Different concentrations of daboxin P (1x10-6, 1x10-5, 1x10-4, 1x10-3, 1x10-2, 1x10-1, 1, 3x10-6, 3x10-5, 3x10-4, 3x10-3, 3x10-2, 3x10-1 and 3 μM) were pre-incubated with reconstituted tenase complexes as described above. The IC50 was calculated by fitting the points by non-linear curve fit using Origin (OriginLab, Northampton, MA).
Fig 11.
Interaction of daboxin P with FX and FXa.
(A): Fluorescence emission spectra of daboxin P, FX, and the complex (daboxin P + FX). (B) Fluorescence emission spectra of daboxin P, FXa, and the complex (daboxin P + FXa). 1 μM of daboxin P (DP) was pre-incubated with either 0.05 μM of FX or 0.1 μM of FXa for different time intervals (10 min & 20 min) at room temperature. The emission spectra of the individual proteins and the complexes were measured from 200 to 500 nm with an excitation wavelength of 280 nm using quartz cuvette (1 cm path length). (C): Electrophoretic profile of the flow through and elute obtained after affinity column chromatography. Lane 1: PageRulerTM Plus pre-stained protein ladder (250–10 kDa), Lane 2: flow through (FX) Lane 3: FX after elution with 1.0 M NaCl, Lane 4: control (FX); Lane 5: blank; Lane 6: PageRulerTM Plus pre-stained protein ladder (250–10 kDa), Lane 7: flow through (FXa); Lane 8: FXa after elution with 1.0 M NaCl, Lane 9: control (FXa).
Fig 12.
3D ribbon model of the docked complex of FXa and daboxin P.

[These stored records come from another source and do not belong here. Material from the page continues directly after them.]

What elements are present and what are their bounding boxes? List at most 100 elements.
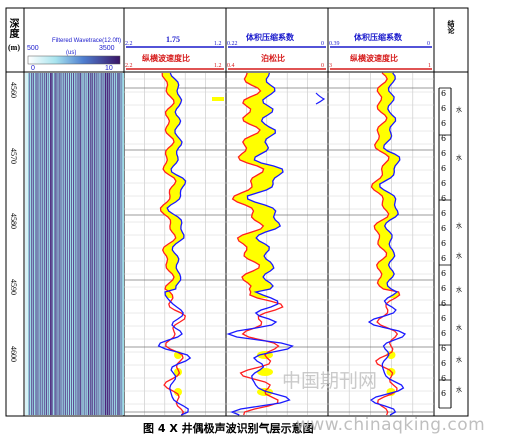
wavetrace-stripe — [29, 73, 30, 415]
wavetrace-stripe — [39, 73, 41, 415]
gas-symbol: 6 — [441, 224, 446, 233]
red-curve — [231, 72, 284, 416]
blue-curve — [367, 72, 407, 416]
wavetrace-stripe — [50, 73, 52, 415]
zone-label: 水 — [456, 154, 462, 162]
gas-symbol: 6 — [441, 374, 446, 383]
gas-symbol: 6 — [441, 89, 446, 98]
depth-label: 深度 — [7, 18, 18, 38]
gas-symbol: 6 — [441, 254, 446, 263]
depth-tick-label: 4590 — [9, 279, 18, 295]
wavetrace-stripe — [64, 73, 66, 415]
track2b-right: 1.2 — [214, 63, 222, 69]
track3-left: 0.4 — [227, 63, 235, 69]
track4-right: 1 — [428, 63, 431, 69]
red-curve — [370, 72, 401, 416]
wavetrace-stripe — [83, 73, 85, 415]
gas-symbol: 6 — [441, 299, 446, 308]
gas-symbol: 6 — [441, 164, 446, 173]
track2b-left: 2.2 — [125, 63, 133, 69]
gas-zone-fill — [174, 368, 182, 376]
blue-curve — [226, 72, 294, 416]
zone-label: 水 — [456, 324, 462, 332]
log-curves — [157, 72, 407, 416]
depth-tick-label: 4600 — [9, 346, 18, 362]
watermark-cn: 中国期刊网 — [282, 370, 378, 392]
wavetrace-stripe — [71, 73, 72, 415]
wavetrace-stripe — [52, 73, 53, 415]
wavetrace-stripe — [115, 73, 117, 415]
track2-title: 纵横波速度比 — [142, 54, 190, 63]
wavetrace-stripe — [58, 73, 60, 415]
gas-symbol: 6 — [441, 344, 446, 353]
track3-left-top: 0.22 — [227, 41, 238, 47]
blue-curve — [157, 72, 192, 416]
gas-zone-fill — [232, 73, 283, 298]
wavetrace-stripe — [75, 73, 77, 415]
gas-zone-fill — [160, 73, 186, 298]
track3-title: 泊松比 — [261, 54, 285, 63]
track4-title-top: 体积压缩系数 — [354, 33, 402, 42]
red-curve — [159, 72, 187, 416]
wavetrace-stripe — [69, 73, 70, 415]
wavetrace-stripe — [79, 73, 81, 415]
wavetrace-stripe — [92, 73, 94, 415]
wavetrace-stripe — [60, 73, 62, 415]
wavetrace-stripe — [37, 73, 39, 415]
watermark-url: www.chinaqking.com — [296, 415, 486, 435]
gas-symbol: 6 — [441, 359, 446, 368]
wavetrace-stripe — [119, 73, 121, 415]
wavetrace-stripe — [45, 73, 48, 415]
gas-symbol: 6 — [441, 179, 446, 188]
gas-symbol: 6 — [441, 194, 446, 203]
track2-left: 2.2 — [125, 41, 133, 47]
gas-flag — [212, 97, 224, 101]
wavetrace-stripe — [117, 73, 119, 415]
wavetrace-scale-max: 3500 — [99, 45, 115, 52]
gas-symbol: 6 — [441, 284, 446, 293]
gas-symbol: 6 — [441, 269, 446, 278]
colorbar-max: 10 — [105, 65, 113, 72]
track4-left: 3 — [329, 63, 332, 69]
wavetrace-stripe — [90, 73, 92, 415]
wavetrace-stripe — [31, 73, 33, 415]
wavetrace-stripe — [85, 73, 87, 415]
gas-symbol: 6 — [441, 104, 446, 113]
track3-right-top: 0 — [321, 41, 324, 47]
wavetrace-stripe — [111, 73, 113, 415]
wavetrace-stripe — [62, 73, 64, 415]
wavetrace-stripe — [35, 73, 37, 415]
wavetrace-stripe — [102, 73, 104, 415]
wavetrace-stripe — [87, 73, 90, 415]
wavetrace-stripe — [48, 73, 49, 415]
gas-symbol: 6 — [441, 134, 446, 143]
wavetrace-stripe — [41, 73, 43, 415]
track4-left-top: 0.39 — [329, 41, 340, 47]
figure-caption: 图 4 X 井偶极声波识别气层示意图 — [143, 422, 314, 435]
wavetrace-stripe — [108, 73, 111, 415]
depth-unit: (m) — [8, 43, 20, 52]
wavetrace-stripe — [73, 73, 75, 415]
wavetrace-stripe — [113, 73, 115, 415]
track2-right: 1.2 — [214, 41, 222, 47]
track3-title-top: 体积压缩系数 — [246, 33, 294, 42]
wavetrace-stripe — [94, 73, 96, 415]
gas-symbol: 6 — [441, 209, 446, 218]
depth-tick-label: 4560 — [9, 82, 18, 98]
wavetrace-stripe — [54, 73, 56, 415]
wavetrace-stripe — [100, 73, 102, 415]
wavetrace-stripe — [106, 73, 109, 415]
colorbar — [27, 55, 121, 65]
gas-symbol: 6 — [441, 389, 446, 398]
track3-right: 0 — [321, 63, 324, 69]
wavetrace-title: Filtered Wavetrace(12.0ft) — [52, 38, 122, 44]
wavetrace-stripe — [98, 73, 100, 415]
track4-title: 纵横波速度比 — [350, 54, 398, 63]
wavetrace-stripe — [33, 73, 34, 415]
zone-label: 水 — [456, 286, 462, 294]
gas-symbol: 6 — [441, 239, 446, 248]
wavetrace-stripe — [43, 73, 46, 415]
wavetrace-stripe — [121, 73, 123, 415]
wavetrace-stripe — [66, 73, 68, 415]
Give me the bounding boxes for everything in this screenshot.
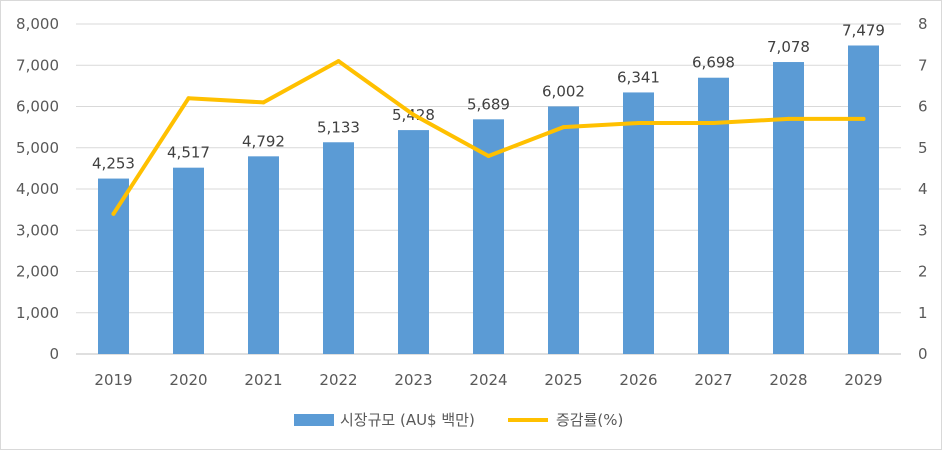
left-tick-label: 8,000: [16, 15, 59, 33]
x-tick-label: 2027: [694, 371, 732, 389]
right-tick-label: 0: [918, 345, 928, 363]
bar: [848, 45, 879, 355]
x-tick-label: 2029: [844, 371, 882, 389]
line-point: [186, 96, 191, 101]
bar-data-label: 6,002: [542, 82, 585, 100]
line-point: [411, 112, 416, 117]
bar-data-label: 7,479: [842, 21, 885, 39]
line-point: [861, 116, 866, 121]
line-point: [786, 116, 791, 121]
line-point: [486, 154, 491, 158]
x-tick-label: 2020: [169, 371, 207, 389]
line-point: [636, 121, 641, 125]
bar-data-label: 4,792: [242, 132, 285, 150]
bar: [698, 77, 729, 355]
left-tick-label: 5,000: [16, 139, 59, 157]
x-tick-label: 2028: [769, 371, 807, 389]
bar: [248, 156, 279, 354]
legend-label-line: 증감률(%): [556, 411, 623, 429]
bar: [173, 167, 204, 354]
left-tick-label: 0: [49, 345, 59, 363]
bar: [773, 62, 804, 354]
x-tick-label: 2019: [94, 371, 132, 389]
left-tick-label: 1,000: [16, 304, 59, 322]
line-point: [711, 121, 716, 125]
legend-label-bar: 시장규모 (AU$ 백만): [340, 411, 475, 429]
right-tick-label: 8: [918, 15, 928, 33]
left-tick-label: 3,000: [16, 221, 59, 239]
x-tick-label: 2021: [244, 371, 282, 389]
line-point: [336, 59, 341, 64]
line-point: [561, 125, 566, 130]
right-tick-label: 7: [918, 56, 928, 74]
left-axis-ticks: 0 1,000 2,000 3,000 4,000 5,000 6,000 7,000 8,00…: [16, 15, 59, 363]
x-tick-label: 2025: [544, 371, 582, 389]
left-tick-label: 2,000: [16, 263, 59, 281]
bar-data-label: 4,517: [167, 144, 210, 162]
bar-data-label: 5,133: [317, 118, 360, 136]
x-axis-ticks: 2019 2020 2021 2022 2023 2024 2025 2026 2027 2028…: [94, 371, 882, 389]
bar: [623, 92, 654, 354]
x-tick-label: 2024: [469, 371, 507, 389]
right-axis-ticks: 0 1 2 3 4 5 6 7 8: [918, 15, 928, 363]
x-tick-label: 2023: [394, 371, 432, 389]
x-tick-label: 2022: [319, 371, 357, 389]
line-point: [261, 100, 266, 105]
right-tick-label: 6: [918, 98, 928, 116]
bar-data-label: 4,253: [92, 155, 135, 173]
bar: [548, 106, 579, 354]
x-tick-label: 2026: [619, 371, 657, 389]
right-tick-label: 2: [918, 263, 928, 281]
line-point: [111, 211, 116, 216]
legend-swatch-bar: [294, 414, 334, 426]
bar-data-label: 6,698: [692, 54, 735, 72]
right-tick-label: 5: [918, 139, 928, 157]
bar: [323, 142, 354, 354]
right-tick-label: 4: [918, 180, 928, 198]
left-tick-label: 6,000: [16, 98, 59, 116]
bar-data-label: 7,078: [767, 38, 810, 56]
left-tick-label: 7,000: [16, 56, 59, 74]
right-tick-label: 1: [918, 304, 928, 322]
right-tick-label: 3: [918, 221, 928, 239]
bar-data-label: 5,689: [467, 95, 510, 113]
bar-series: [98, 45, 879, 355]
bar: [398, 130, 429, 354]
bar-data-label: 6,341: [617, 68, 660, 86]
bar: [473, 119, 504, 354]
left-tick-label: 4,000: [16, 180, 59, 198]
legend: 시장규모 (AU$ 백만) 증감률(%): [294, 411, 623, 429]
line-series: [111, 59, 866, 216]
bar: [98, 178, 129, 354]
bar-data-labels: 4,2534,5174,7925,1335,4285,6896,0026,341…: [92, 21, 885, 172]
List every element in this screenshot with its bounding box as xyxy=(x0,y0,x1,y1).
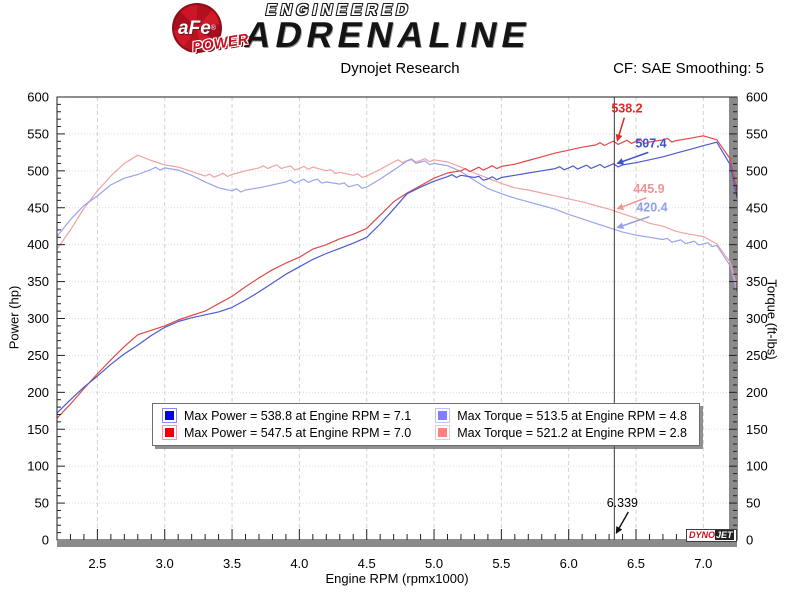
callout-538.2: 538.2 xyxy=(611,102,643,142)
watermark-jet-text: JET xyxy=(715,530,734,540)
svg-text:4.0: 4.0 xyxy=(290,556,308,571)
legend-item-label: Max Torque = 513.5 at Engine RPM = 4.8 xyxy=(457,408,687,423)
legend-item-label: Max Power = 547.5 at Engine RPM = 7.0 xyxy=(184,425,412,440)
legend-item: Max Power = 547.5 at Engine RPM = 7.0 xyxy=(162,424,411,441)
series-torque-blue xyxy=(57,158,737,293)
svg-text:200: 200 xyxy=(27,385,49,400)
svg-text:600: 600 xyxy=(746,90,768,105)
svg-text:600: 600 xyxy=(27,90,49,105)
watermark-dyno-text: DYNO xyxy=(689,530,716,540)
cursor: 6.339 xyxy=(607,97,638,540)
svg-text:300: 300 xyxy=(746,311,768,326)
afe-power-emblem-icon: aFe ® POWER xyxy=(170,2,250,56)
svg-text:300: 300 xyxy=(27,311,49,326)
axis-tick-labels: 0 0 50 50 100 100 150 150 200 200 250 250 300 300 350 3… xyxy=(27,90,767,572)
legend-swatch-icon xyxy=(162,425,177,440)
adrenaline-text: ADRENALINE xyxy=(241,14,536,55)
svg-text:50: 50 xyxy=(746,496,760,511)
svg-text:250: 250 xyxy=(27,348,49,363)
series-torque-red xyxy=(57,154,737,288)
svg-text:5.0: 5.0 xyxy=(425,556,443,571)
svg-text:250: 250 xyxy=(746,348,768,363)
svg-text:538.2: 538.2 xyxy=(611,102,642,116)
chart-title: Dynojet Research xyxy=(340,60,460,77)
svg-text:450: 450 xyxy=(27,200,49,215)
svg-text:50: 50 xyxy=(35,496,49,511)
svg-text:550: 550 xyxy=(27,126,49,141)
svg-text:400: 400 xyxy=(27,237,49,252)
svg-text:100: 100 xyxy=(27,459,49,474)
svg-text:150: 150 xyxy=(27,422,49,437)
legend-item: Max Power = 538.8 at Engine RPM = 7.1 xyxy=(162,407,411,424)
legend-swatch-icon xyxy=(435,425,451,440)
legend-item: Max Torque = 521.2 at Engine RPM = 2.8 xyxy=(435,424,687,441)
svg-text:0: 0 xyxy=(746,533,753,548)
legend-swatch-icon xyxy=(162,408,177,423)
legend-item: Max Torque = 513.5 at Engine RPM = 4.8 xyxy=(435,407,687,424)
callout-507.4: 507.4 xyxy=(616,136,667,165)
callout-445.9: 445.9 xyxy=(616,182,665,210)
svg-text:2.5: 2.5 xyxy=(88,556,106,571)
legend-item-label: Max Power = 538.8 at Engine RPM = 7.1 xyxy=(184,408,412,423)
svg-text:350: 350 xyxy=(27,274,49,289)
svg-text:3.0: 3.0 xyxy=(156,556,174,571)
axis-ticks xyxy=(56,96,737,541)
svg-text:350: 350 xyxy=(746,274,768,289)
svg-text:450: 450 xyxy=(746,200,768,215)
svg-text:507.4: 507.4 xyxy=(635,136,666,150)
svg-text:5.5: 5.5 xyxy=(492,556,510,571)
svg-text:7.0: 7.0 xyxy=(694,556,712,571)
curves xyxy=(57,135,737,419)
legend: Max Power = 538.8 at Engine RPM = 7.1 Max… xyxy=(152,403,700,446)
callout-420.4: 420.4 xyxy=(616,201,668,229)
legend-item-label: Max Torque = 521.2 at Engine RPM = 2.8 xyxy=(457,425,687,440)
svg-text:0: 0 xyxy=(42,533,49,548)
cf-smoothing-label: CF: SAE Smoothing: 5 xyxy=(613,60,764,77)
svg-text:500: 500 xyxy=(746,163,768,178)
svg-text:3.5: 3.5 xyxy=(223,556,241,571)
gridlines xyxy=(57,97,737,540)
svg-text:6.5: 6.5 xyxy=(627,556,645,571)
afe-logo: aFe ® POWER ENGINEERED ADRENALINE xyxy=(170,2,535,56)
svg-text:4.5: 4.5 xyxy=(358,556,376,571)
x-axis-title: Engine RPM (rpmx1000) xyxy=(325,571,469,586)
svg-text:445.9: 445.9 xyxy=(633,182,664,196)
svg-text:6.0: 6.0 xyxy=(560,556,578,571)
series-power-blue xyxy=(57,141,737,414)
svg-text:550: 550 xyxy=(746,126,768,141)
afe-logo-text: aFe xyxy=(178,17,211,39)
svg-text:200: 200 xyxy=(746,385,768,400)
logo-wordmark: ENGINEERED ADRENALINE xyxy=(241,2,538,55)
afe-aperture-icon: aFe ® xyxy=(172,3,222,53)
registered-mark: ® xyxy=(210,24,216,32)
dynojet-watermark: DYNOJET xyxy=(686,529,737,542)
svg-text:100: 100 xyxy=(746,459,768,474)
cursor-rpm-label: 6.339 xyxy=(607,496,638,510)
series-power-red xyxy=(57,135,737,419)
svg-text:400: 400 xyxy=(746,237,768,252)
x-axis-bar xyxy=(57,541,737,547)
svg-text:420.4: 420.4 xyxy=(636,201,667,215)
legend-swatch-icon xyxy=(435,408,451,423)
svg-text:150: 150 xyxy=(746,422,768,437)
svg-text:500: 500 xyxy=(27,163,49,178)
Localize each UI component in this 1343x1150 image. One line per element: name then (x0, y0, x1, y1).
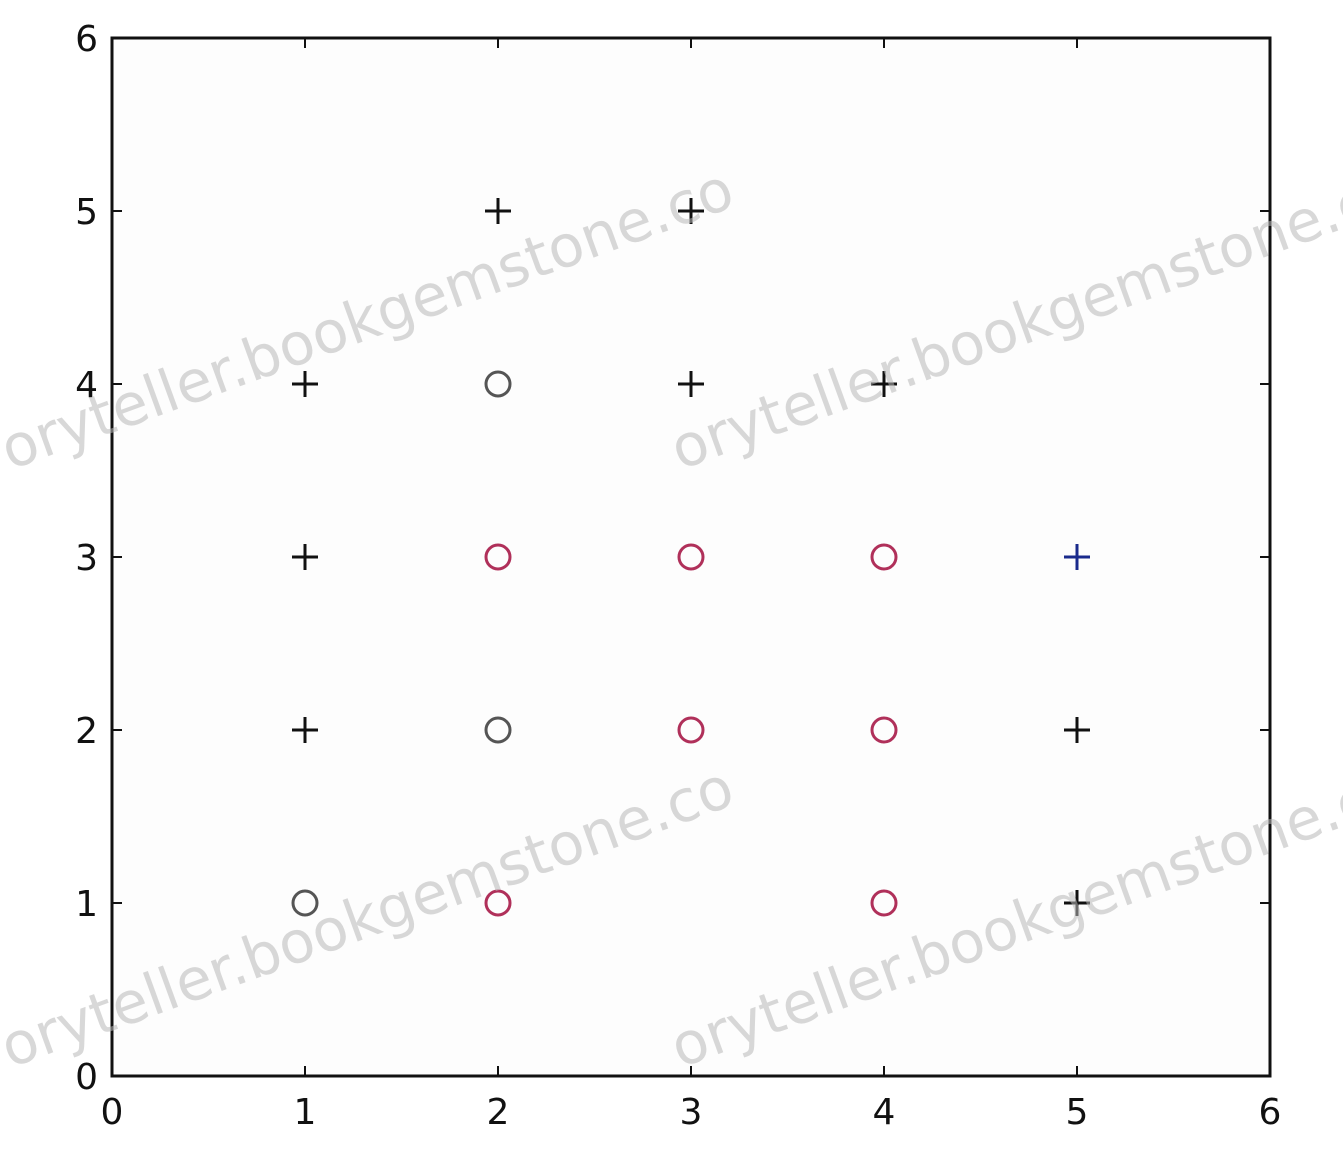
plus-marker (1064, 717, 1090, 743)
x-axis-tick-labels: 0 1 2 3 4 5 6 (101, 1092, 1282, 1133)
plus-marker (678, 198, 704, 224)
circle-marker (484, 716, 512, 744)
y-axis-tick-labels: 0 1 2 3 4 5 6 (75, 19, 98, 1098)
circle-marker (677, 543, 705, 571)
data-points (291, 198, 1090, 917)
y-tick-label: 2 (75, 711, 98, 752)
x-tick-label: 4 (873, 1092, 896, 1133)
x-tick-label: 5 (1066, 1092, 1089, 1133)
plus-marker (292, 544, 318, 570)
plus-marker (871, 371, 897, 397)
plus-marker (292, 371, 318, 397)
circle-marker (870, 716, 898, 744)
y-tick-label: 0 (75, 1057, 98, 1098)
x-tick-label: 0 (101, 1092, 124, 1133)
circle-marker (484, 370, 512, 398)
y-tick-label: 1 (75, 884, 98, 925)
plus-marker (1064, 544, 1090, 570)
plus-marker (292, 717, 318, 743)
circle-marker (484, 889, 512, 917)
circle-marker (291, 889, 319, 917)
y-tick-label: 6 (75, 19, 98, 60)
plus-marker (678, 371, 704, 397)
axis-ticks (111, 37, 1271, 1077)
plus-marker (1064, 890, 1090, 916)
circle-marker (484, 543, 512, 571)
x-tick-label: 6 (1259, 1092, 1282, 1133)
x-tick-label: 1 (294, 1092, 317, 1133)
x-tick-label: 2 (487, 1092, 510, 1133)
circle-marker (870, 889, 898, 917)
circle-marker (677, 716, 705, 744)
x-tick-label: 3 (680, 1092, 703, 1133)
circle-marker (870, 543, 898, 571)
y-tick-label: 5 (75, 192, 98, 233)
plus-marker (485, 198, 511, 224)
y-tick-label: 4 (75, 365, 98, 406)
y-tick-label: 3 (75, 538, 98, 579)
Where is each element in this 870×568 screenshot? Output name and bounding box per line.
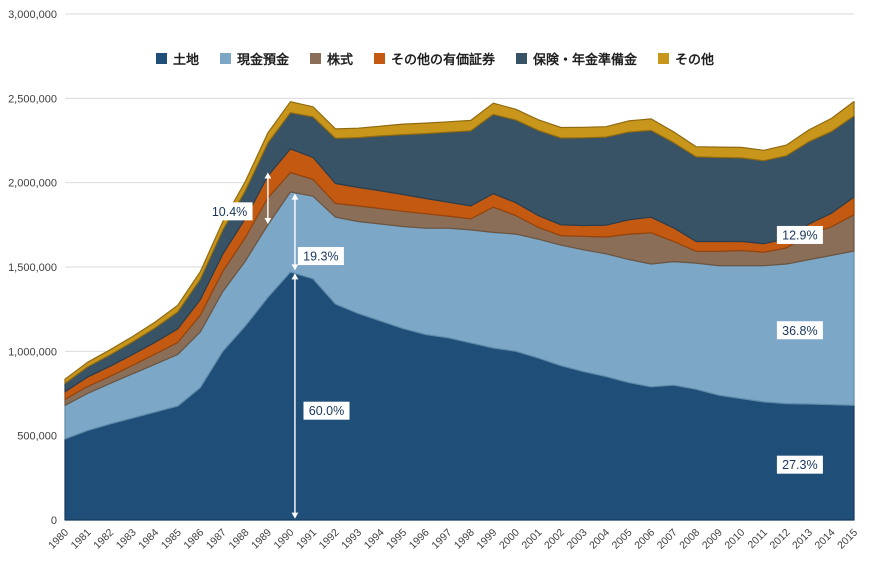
x-axis-tick-label: 1999 [474, 527, 499, 552]
arrowhead-up-icon [291, 193, 299, 200]
x-axis-tick-label: 2009 [700, 527, 725, 552]
y-axis-tick-label: 1,000,000 [8, 346, 57, 358]
x-axis-tick-label: 1991 [294, 527, 319, 552]
y-axis-tick-label: 500,000 [17, 431, 57, 443]
y-axis-tick-label: 0 [51, 515, 57, 527]
x-axis-tick-label: 1984 [136, 527, 161, 552]
annotation-label: 10.4% [212, 205, 247, 219]
annotation-label-box [297, 247, 344, 266]
x-axis-tick-label: 2005 [610, 527, 635, 552]
annotation-label-box [303, 401, 350, 420]
x-axis-tick-label: 2002 [542, 527, 567, 552]
annotation-label-box [776, 225, 823, 244]
annotation-label: 12.9% [782, 228, 817, 242]
x-axis-tick-label: 2001 [520, 527, 545, 552]
x-axis-tick-label: 1980 [46, 527, 71, 552]
x-axis-tick-label: 1998 [452, 527, 477, 552]
x-axis-tick-label: 2006 [632, 527, 657, 552]
x-axis-tick-label: 1995 [384, 527, 409, 552]
y-axis-tick-label: 3,000,000 [8, 9, 57, 21]
x-axis-tick-label: 1993 [339, 527, 364, 552]
x-axis-tick-label: 1989 [249, 527, 274, 552]
annotation-label-box [776, 455, 823, 474]
arrowhead-up-icon [264, 172, 272, 179]
annotation-label: 36.8% [782, 324, 817, 338]
x-axis-tick-label: 1994 [362, 527, 387, 552]
x-axis-tick-label: 2003 [565, 527, 590, 552]
arrowhead-down-icon [264, 217, 272, 224]
arrowhead-down-icon [291, 512, 299, 519]
x-axis-tick-label: 1988 [226, 527, 251, 552]
x-axis-tick-label: 1983 [114, 527, 139, 552]
annotation-label-box [776, 321, 823, 340]
x-axis-tick-label: 2008 [677, 527, 702, 552]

The interface surface residues involved in the interaction were predicted by PDBsum. The Ca+2 binding loop (Trp30, Gly31, Gly32); helix C (Asp48, Tyr51, Gly52); anticoagulant region (Asn58) and C-terminal region (Phe113) of daboxin P interact with the heavy chain of FXa (Thr132, Arg165, Lys169, Asn166, Leu170, Tyr225 and Arg125) are represented in scaled ball and stick. Inset: Diagram illustrating the interaction of the seven residues of chain B (heavy chain of FXa) with eight residues of chain C (daboxin P) as predicted by PDBsum server. Orange line denotes non-bonded contacts and blue line denote hydrogen bond.
Table 1.
Critical residues of daboxin P and FXa involved in interaction based on PDBsum analysis.
Fig 13.
Contact map of daboxin P-FXa complex generated using online server Contact Map Analysis.
(A): residue to residue contact of light chain of FXa and daboxin P (B): residue to residue contact of heavy chain of FXa and daboxin P. The residue to residue contact area of the interacting amino acid residues for the chains has been considered above 8 Å2 for the design of the contact map.